Je demande la parole contre l'amendement.
M. le président.
La parole est à M. Chabroux.
M. Gilbert Chabroux.
Comme je l'indiquais brièvement lors de la discussion générale, l'article 31
ter
oblige l'entreprise à se situer par rapport à son environnement
économique, territorial et social.
L'employeur doit prendre l'initiative d'étudier l'effet de sa décision sur
tout un bassin d'emplois et ne peut plus prendre une décision en tant qu'agent
économique isolé. Il devra s'inquiéter de ses conséquences pour les
populations, ainsi que pour les collectivités territoriales.
Ce n'est pas l'entreprise, et surtout les mesures à prendre pour améliorer les
profits de cette entreprise unique, qui sont au coeur des préoccupations de ces
articles ; c'est l'emploi par rapport au bassin d'activités dans leur ensemble
avec les conséquences sur les autres entreprises, sur l'activité des
commerçants et artisans, les départs éventuels de population, avec les
fermetures de classes et de services publics.
Cette étude d'impact est donc un outil très important pour les élus locaux que
nous sommes et pour ceux que nous représentons.

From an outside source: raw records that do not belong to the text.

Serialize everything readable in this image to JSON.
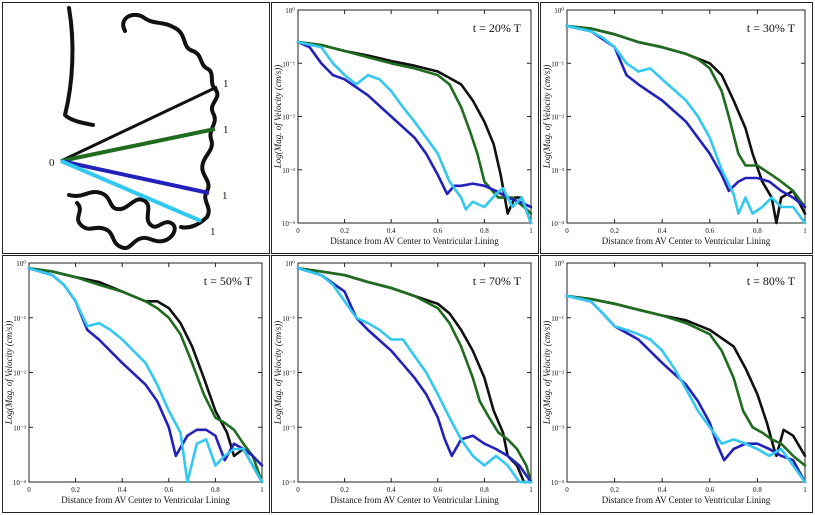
{
  "colors": {
    "black": "#111111",
    "green": "#1f6b1f",
    "blue": "#2222bb",
    "cyan": "#33c8f0"
  },
  "diagram": {
    "center_label": "0",
    "end_labels": [
      "1",
      "1",
      "1",
      "1"
    ]
  },
  "chart_data": [
    {
      "type": "line",
      "title": "t = 20% T",
      "xlabel": "Distance from AV Center to Ventricular Lining",
      "ylabel": "Log(Mag. of Velocity (cm/s))",
      "xlim": [
        0,
        1
      ],
      "ylim": [
        0.0001,
        1
      ],
      "yscale": "log",
      "xticks": [
        "0",
        "0.2",
        "0.4",
        "0.6",
        "0.8",
        "1"
      ],
      "yticks": [
        "10⁰",
        "10⁻¹",
        "10⁻²",
        "10⁻³",
        "10⁻⁴"
      ],
      "series": [
        {
          "color": "#111111",
          "x": [
            0,
            0.1,
            0.2,
            0.3,
            0.4,
            0.5,
            0.6,
            0.7,
            0.75,
            0.8,
            0.84,
            0.87,
            0.9,
            0.93,
            0.96,
            1.0
          ],
          "y": [
            0.25,
            0.22,
            0.17,
            0.14,
            0.11,
            0.09,
            0.07,
            0.04,
            0.02,
            0.008,
            0.003,
            0.0008,
            0.00015,
            0.0003,
            0.0003,
            0.0001
          ]
        },
        {
          "color": "#1f6b1f",
          "x": [
            0,
            0.1,
            0.2,
            0.3,
            0.4,
            0.5,
            0.6,
            0.65,
            0.7,
            0.74,
            0.77,
            0.8,
            0.86,
            0.92,
            0.97,
            1.0
          ],
          "y": [
            0.25,
            0.22,
            0.17,
            0.13,
            0.1,
            0.08,
            0.06,
            0.04,
            0.015,
            0.005,
            0.002,
            0.0006,
            0.0003,
            0.0003,
            0.0002,
            0.00015
          ]
        },
        {
          "color": "#2222bb",
          "x": [
            0,
            0.05,
            0.1,
            0.15,
            0.2,
            0.3,
            0.4,
            0.5,
            0.55,
            0.6,
            0.64,
            0.67,
            0.7,
            0.75,
            0.8,
            0.85,
            0.9,
            0.95,
            1.0
          ],
          "y": [
            0.25,
            0.2,
            0.1,
            0.06,
            0.05,
            0.025,
            0.01,
            0.004,
            0.002,
            0.0008,
            0.00035,
            0.0005,
            0.0005,
            0.00055,
            0.0005,
            0.0004,
            0.0003,
            0.00025,
            0.0002
          ]
        },
        {
          "color": "#33c8f0",
          "x": [
            0,
            0.1,
            0.15,
            0.2,
            0.25,
            0.3,
            0.35,
            0.4,
            0.45,
            0.5,
            0.55,
            0.6,
            0.65,
            0.7,
            0.72,
            0.75,
            0.8,
            0.85,
            0.88,
            0.92,
            0.96,
            1.0
          ],
          "y": [
            0.25,
            0.2,
            0.1,
            0.06,
            0.04,
            0.06,
            0.05,
            0.03,
            0.015,
            0.008,
            0.004,
            0.002,
            0.0006,
            0.0003,
            0.00018,
            0.00025,
            0.0002,
            0.00035,
            0.00045,
            0.0002,
            0.0003,
            0.0001
          ]
        }
      ]
    },
    {
      "type": "line",
      "title": "t = 30% T",
      "xlabel": "Distance from AV Center to Ventricular Lining",
      "ylabel": "Log(Mag. of Velocity (cm/s))",
      "xlim": [
        0,
        1
      ],
      "ylim": [
        0.0001,
        1
      ],
      "yscale": "log",
      "xticks": [
        "0",
        "0.2",
        "0.4",
        "0.6",
        "0.8",
        "1"
      ],
      "yticks": [
        "10⁰",
        "10⁻¹",
        "10⁻²",
        "10⁻³",
        "10⁻⁴"
      ],
      "series": [
        {
          "color": "#111111",
          "x": [
            0,
            0.1,
            0.2,
            0.3,
            0.4,
            0.5,
            0.6,
            0.65,
            0.7,
            0.75,
            0.78,
            0.82,
            0.86,
            0.88,
            0.9,
            0.95,
            1.0
          ],
          "y": [
            0.5,
            0.45,
            0.35,
            0.25,
            0.2,
            0.15,
            0.1,
            0.06,
            0.02,
            0.006,
            0.002,
            0.0006,
            0.0003,
            0.0001,
            0.0003,
            0.0004,
            0.00015
          ]
        },
        {
          "color": "#1f6b1f",
          "x": [
            0,
            0.1,
            0.2,
            0.3,
            0.4,
            0.5,
            0.55,
            0.6,
            0.65,
            0.68,
            0.72,
            0.75,
            0.8,
            0.86,
            0.9,
            0.95,
            1.0
          ],
          "y": [
            0.5,
            0.45,
            0.35,
            0.25,
            0.2,
            0.15,
            0.12,
            0.08,
            0.03,
            0.01,
            0.002,
            0.0012,
            0.0012,
            0.0008,
            0.0006,
            0.0004,
            0.0002
          ]
        },
        {
          "color": "#2222bb",
          "x": [
            0,
            0.1,
            0.2,
            0.25,
            0.3,
            0.4,
            0.5,
            0.55,
            0.6,
            0.65,
            0.68,
            0.72,
            0.75,
            0.8,
            0.85,
            0.9,
            0.95,
            1.0
          ],
          "y": [
            0.5,
            0.4,
            0.2,
            0.06,
            0.04,
            0.02,
            0.008,
            0.004,
            0.002,
            0.0008,
            0.0004,
            0.0006,
            0.0007,
            0.0007,
            0.0006,
            0.0004,
            0.0003,
            0.0002
          ]
        },
        {
          "color": "#33c8f0",
          "x": [
            0,
            0.1,
            0.15,
            0.2,
            0.25,
            0.3,
            0.35,
            0.4,
            0.5,
            0.55,
            0.6,
            0.65,
            0.7,
            0.72,
            0.75,
            0.78,
            0.82,
            0.86,
            0.9,
            0.95,
            1.0
          ],
          "y": [
            0.5,
            0.4,
            0.3,
            0.2,
            0.1,
            0.07,
            0.08,
            0.05,
            0.02,
            0.01,
            0.004,
            0.001,
            0.00035,
            0.00015,
            0.0003,
            0.00015,
            0.0002,
            0.0003,
            0.0002,
            0.0002,
            0.0001
          ]
        }
      ]
    },
    {
      "type": "line",
      "title": "t = 50% T",
      "xlabel": "Distance from AV Center to Ventricular Lining",
      "ylabel": "Log(Mag. of Velocity (cm/s))",
      "xlim": [
        0,
        1
      ],
      "ylim": [
        0.0001,
        1
      ],
      "yscale": "log",
      "xticks": [
        "0",
        "0.2",
        "0.4",
        "0.6",
        "0.8",
        "1"
      ],
      "yticks": [
        "10⁰",
        "10⁻¹",
        "10⁻²",
        "10⁻³",
        "10⁻⁴"
      ],
      "series": [
        {
          "color": "#111111",
          "x": [
            0,
            0.1,
            0.2,
            0.3,
            0.4,
            0.5,
            0.55,
            0.6,
            0.65,
            0.7,
            0.75,
            0.8,
            0.85,
            0.88,
            0.92,
            0.96,
            1.0
          ],
          "y": [
            0.8,
            0.7,
            0.55,
            0.45,
            0.3,
            0.2,
            0.2,
            0.15,
            0.08,
            0.03,
            0.008,
            0.002,
            0.0008,
            0.0003,
            0.0004,
            0.0002,
            0.0001
          ]
        },
        {
          "color": "#1f6b1f",
          "x": [
            0,
            0.1,
            0.2,
            0.3,
            0.4,
            0.5,
            0.55,
            0.6,
            0.65,
            0.7,
            0.75,
            0.8,
            0.84,
            0.88,
            0.92,
            0.96,
            1.0
          ],
          "y": [
            0.8,
            0.7,
            0.55,
            0.4,
            0.3,
            0.2,
            0.15,
            0.1,
            0.05,
            0.015,
            0.004,
            0.0015,
            0.0012,
            0.0009,
            0.0005,
            0.0003,
            0.0001
          ]
        },
        {
          "color": "#2222bb",
          "x": [
            0,
            0.1,
            0.15,
            0.2,
            0.25,
            0.3,
            0.4,
            0.5,
            0.55,
            0.6,
            0.63,
            0.66,
            0.68,
            0.72,
            0.76,
            0.8,
            0.84,
            0.88,
            0.92,
            0.96,
            1.0
          ],
          "y": [
            0.8,
            0.6,
            0.4,
            0.2,
            0.06,
            0.04,
            0.015,
            0.006,
            0.003,
            0.001,
            0.0003,
            0.0005,
            0.0007,
            0.0009,
            0.0009,
            0.0007,
            0.00025,
            0.0005,
            0.0004,
            0.0003,
            0.0002
          ]
        },
        {
          "color": "#33c8f0",
          "x": [
            0,
            0.1,
            0.15,
            0.2,
            0.25,
            0.3,
            0.35,
            0.4,
            0.5,
            0.55,
            0.6,
            0.65,
            0.68,
            0.72,
            0.76,
            0.8,
            0.84,
            0.88,
            0.92,
            0.96,
            1.0
          ],
          "y": [
            0.8,
            0.6,
            0.4,
            0.2,
            0.07,
            0.08,
            0.06,
            0.04,
            0.015,
            0.006,
            0.002,
            0.0008,
            0.0001,
            0.0005,
            0.0006,
            0.0002,
            0.0003,
            0.0004,
            0.0004,
            0.0002,
            0.0001
          ]
        }
      ]
    },
    {
      "type": "line",
      "title": "t = 70% T",
      "xlabel": "Distance from AV Center to Ventricular Lining",
      "ylabel": "Log(Mag. of Velocity (cm/s))",
      "xlim": [
        0,
        1
      ],
      "ylim": [
        0.0001,
        1
      ],
      "yscale": "log",
      "xticks": [
        "0",
        "0.2",
        "0.4",
        "0.6",
        "0.8",
        "1"
      ],
      "yticks": [
        "10⁰",
        "10⁻¹",
        "10⁻²",
        "10⁻³",
        "10⁻⁴"
      ],
      "series": [
        {
          "color": "#111111",
          "x": [
            0,
            0.1,
            0.2,
            0.3,
            0.4,
            0.5,
            0.6,
            0.65,
            0.7,
            0.75,
            0.8,
            0.84,
            0.88,
            0.9,
            0.94,
            0.97,
            1.0
          ],
          "y": [
            0.8,
            0.7,
            0.6,
            0.45,
            0.35,
            0.25,
            0.18,
            0.12,
            0.06,
            0.025,
            0.008,
            0.002,
            0.0008,
            0.0003,
            0.0002,
            0.0001,
            0.0001
          ]
        },
        {
          "color": "#1f6b1f",
          "x": [
            0,
            0.1,
            0.2,
            0.3,
            0.4,
            0.5,
            0.6,
            0.65,
            0.7,
            0.75,
            0.78,
            0.82,
            0.86,
            0.9,
            0.94,
            0.98,
            1.0
          ],
          "y": [
            0.8,
            0.7,
            0.6,
            0.45,
            0.35,
            0.25,
            0.15,
            0.08,
            0.03,
            0.008,
            0.003,
            0.0015,
            0.0008,
            0.0006,
            0.0004,
            0.0002,
            0.0001
          ]
        },
        {
          "color": "#2222bb",
          "x": [
            0,
            0.1,
            0.2,
            0.25,
            0.3,
            0.4,
            0.5,
            0.55,
            0.6,
            0.63,
            0.66,
            0.7,
            0.75,
            0.8,
            0.85,
            0.9,
            0.95,
            1.0
          ],
          "y": [
            0.8,
            0.6,
            0.3,
            0.1,
            0.06,
            0.025,
            0.008,
            0.004,
            0.0015,
            0.0006,
            0.0003,
            0.0006,
            0.0007,
            0.0005,
            0.0004,
            0.0003,
            0.0002,
            0.0001
          ]
        },
        {
          "color": "#33c8f0",
          "x": [
            0,
            0.1,
            0.15,
            0.2,
            0.25,
            0.3,
            0.35,
            0.4,
            0.45,
            0.5,
            0.55,
            0.6,
            0.65,
            0.7,
            0.75,
            0.8,
            0.85,
            0.9,
            0.95,
            1.0
          ],
          "y": [
            0.8,
            0.6,
            0.4,
            0.2,
            0.1,
            0.08,
            0.06,
            0.04,
            0.04,
            0.02,
            0.01,
            0.004,
            0.0015,
            0.0006,
            0.0003,
            0.0002,
            0.0003,
            0.0002,
            0.0001,
            0.0001
          ]
        }
      ]
    },
    {
      "type": "line",
      "title": "t = 80% T",
      "xlabel": "Distance from AV Center to Ventricular Lining",
      "ylabel": "Log(Mag. of Velocity (cm/s))",
      "xlim": [
        0,
        1
      ],
      "ylim": [
        0.0001,
        1
      ],
      "yscale": "log",
      "xticks": [
        "0",
        "0.2",
        "0.4",
        "0.6",
        "0.8",
        "1"
      ],
      "yticks": [
        "10⁰",
        "10⁻¹",
        "10⁻²",
        "10⁻³",
        "10⁻⁴"
      ],
      "series": [
        {
          "color": "#111111",
          "x": [
            0,
            0.1,
            0.2,
            0.3,
            0.4,
            0.5,
            0.6,
            0.7,
            0.75,
            0.8,
            0.84,
            0.87,
            0.88,
            0.91,
            0.95,
            1.0
          ],
          "y": [
            0.25,
            0.22,
            0.18,
            0.14,
            0.11,
            0.09,
            0.06,
            0.03,
            0.012,
            0.004,
            0.0012,
            0.0004,
            0.0003,
            0.0009,
            0.0007,
            0.0003
          ]
        },
        {
          "color": "#1f6b1f",
          "x": [
            0,
            0.1,
            0.2,
            0.3,
            0.4,
            0.5,
            0.6,
            0.65,
            0.7,
            0.74,
            0.78,
            0.82,
            0.86,
            0.9,
            0.95,
            1.0
          ],
          "y": [
            0.25,
            0.22,
            0.18,
            0.14,
            0.11,
            0.08,
            0.05,
            0.025,
            0.008,
            0.002,
            0.001,
            0.0008,
            0.0006,
            0.0005,
            0.0003,
            0.0002
          ]
        },
        {
          "color": "#2222bb",
          "x": [
            0,
            0.1,
            0.15,
            0.2,
            0.3,
            0.4,
            0.5,
            0.55,
            0.6,
            0.63,
            0.66,
            0.7,
            0.75,
            0.8,
            0.85,
            0.9,
            0.95,
            1.0
          ],
          "y": [
            0.25,
            0.2,
            0.12,
            0.07,
            0.04,
            0.015,
            0.006,
            0.003,
            0.0012,
            0.0005,
            0.00025,
            0.0004,
            0.0005,
            0.0005,
            0.0004,
            0.0003,
            0.00025,
            0.0001
          ]
        },
        {
          "color": "#33c8f0",
          "x": [
            0,
            0.1,
            0.15,
            0.2,
            0.25,
            0.3,
            0.35,
            0.4,
            0.45,
            0.5,
            0.55,
            0.6,
            0.65,
            0.7,
            0.75,
            0.8,
            0.85,
            0.9,
            0.95,
            1.0
          ],
          "y": [
            0.25,
            0.2,
            0.12,
            0.07,
            0.06,
            0.05,
            0.04,
            0.025,
            0.012,
            0.005,
            0.002,
            0.001,
            0.0005,
            0.0006,
            0.0005,
            0.0004,
            0.0003,
            0.0004,
            0.0002,
            0.0001
          ]
        }
      ]
    }
  ]
}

Il est étonnant que la majorité
sénatoriale ne soit pas plus sensible à cet aspect des choses. Il est vrai que
les représentants du patronat ne souhaitent certainement pas s'embarrasser de
tout cela. Comme ils le disent par voie de presse, pour que nul ne l'ignore, il
est important de pouvoir licencier rapidement.
Cet article 31
ter
est l'un des fondements de la réindustrialisation
éventuelle d'un site et de la discussion que nous, élus, allons avoir avec
l'entreprise qui se restructure. Nous en avons donc impérativement besoin pour
sauvegarder l'emploi dans nos régions.
Le groupe socialiste votera contre cet amendement qui va, je le répète, à
l'encontre des besoins des élus locaux dans leurs tâches difficiles sur le plan
économique.
(Applaudissements sur les travées socialistes.)
M. Jean Chérioux.
Je demande la parole pour explication de vote.
M. le président.
La parole est à M. Chérioux.
M. Jean Chérioux.
J'avoue que je suis consterné de la façon dont nos amis socialistes abordent
ce débat.
M. Gilbert Chabroux.
Oh !
M. Jean Chérioux.
Je sais bien que l'on n'est pas loin des élections, mais enfin, quand même, en
permanence,...
M. Alain Gournac,
rapporteur.
Trop c'est trop !
M. Jean Chérioux.
... se présenter comme les seuls défenseurs des travailleurs, les seuls
défenseurs de l'environnement, cela devient presque caricatural ! Je suis
persuadé que les personnes qui liront le
Journal officiel
des débats du
Sénat seront, elles aussi, consternées.
Soyons sérieux ! Il ne faut pas être aussi systématique ! Les élus de tout
bord - ou alors ils ne seraient pas dignes d'être élus - sont forcément
intéressés par ce qui se passe dans les bassins d'emplois. Les représentants
des collectivités territoriales sont forcément intéressés par ce qui se passe
dans leur commune, département ou région. Ils le montrent tous les jours sur le
terrain ! Alors, pourquoi sortir de telles contre-vérités ?
M. Gilbert Chabroux.
Votez l'article !
M. Roland Muzeau.
Vous n'avez qu'à voter pour !
M. Jean Chérioux.
Si vous alourdissez le texte à ce point-là...
M. Gilbert Chabroux.
Qu'est-ce qu'on alourdit ?
M. Jean Chérioux.
... que va-t-il arriver ? Vous empêcherez, dans certains cas, de procéder à
des licenciements.
M. Nicolas About,
président de la commission.
Absolument !
M. Roland Muzeau.
Eh bien voilà !
M. Jean Chérioux.
Il est vrai que le licenciement est toujours quelque chose de pénible sur le
plan humain. Mais, s'agissant de certaines politiques qui ont été menées à
certaines époques - je pense en particulier à ce qui s'est passé pour le bassin
lorrain - si, à un moment donné, on avait eu le courage d'effectuer les
restructurations nécessaires, on aurait pu éviter la catastrophe qui a
pratiquement ruiné le bassin lorrain quelques années plus tard. Il est des
moments où il faut savoir procéder rapidement à une restructuration, de façon à
reprendre un bon départ. Si vous alourdissez le système, vous supprimez cette
possibilité, et, en définitive, cela coûtera beaucoup plus cher à la
collectivité, notamment en termes d'emplois.
M. le président.
Je mets aux voix l'amendement n° 29, repoussé par le Gouvernement.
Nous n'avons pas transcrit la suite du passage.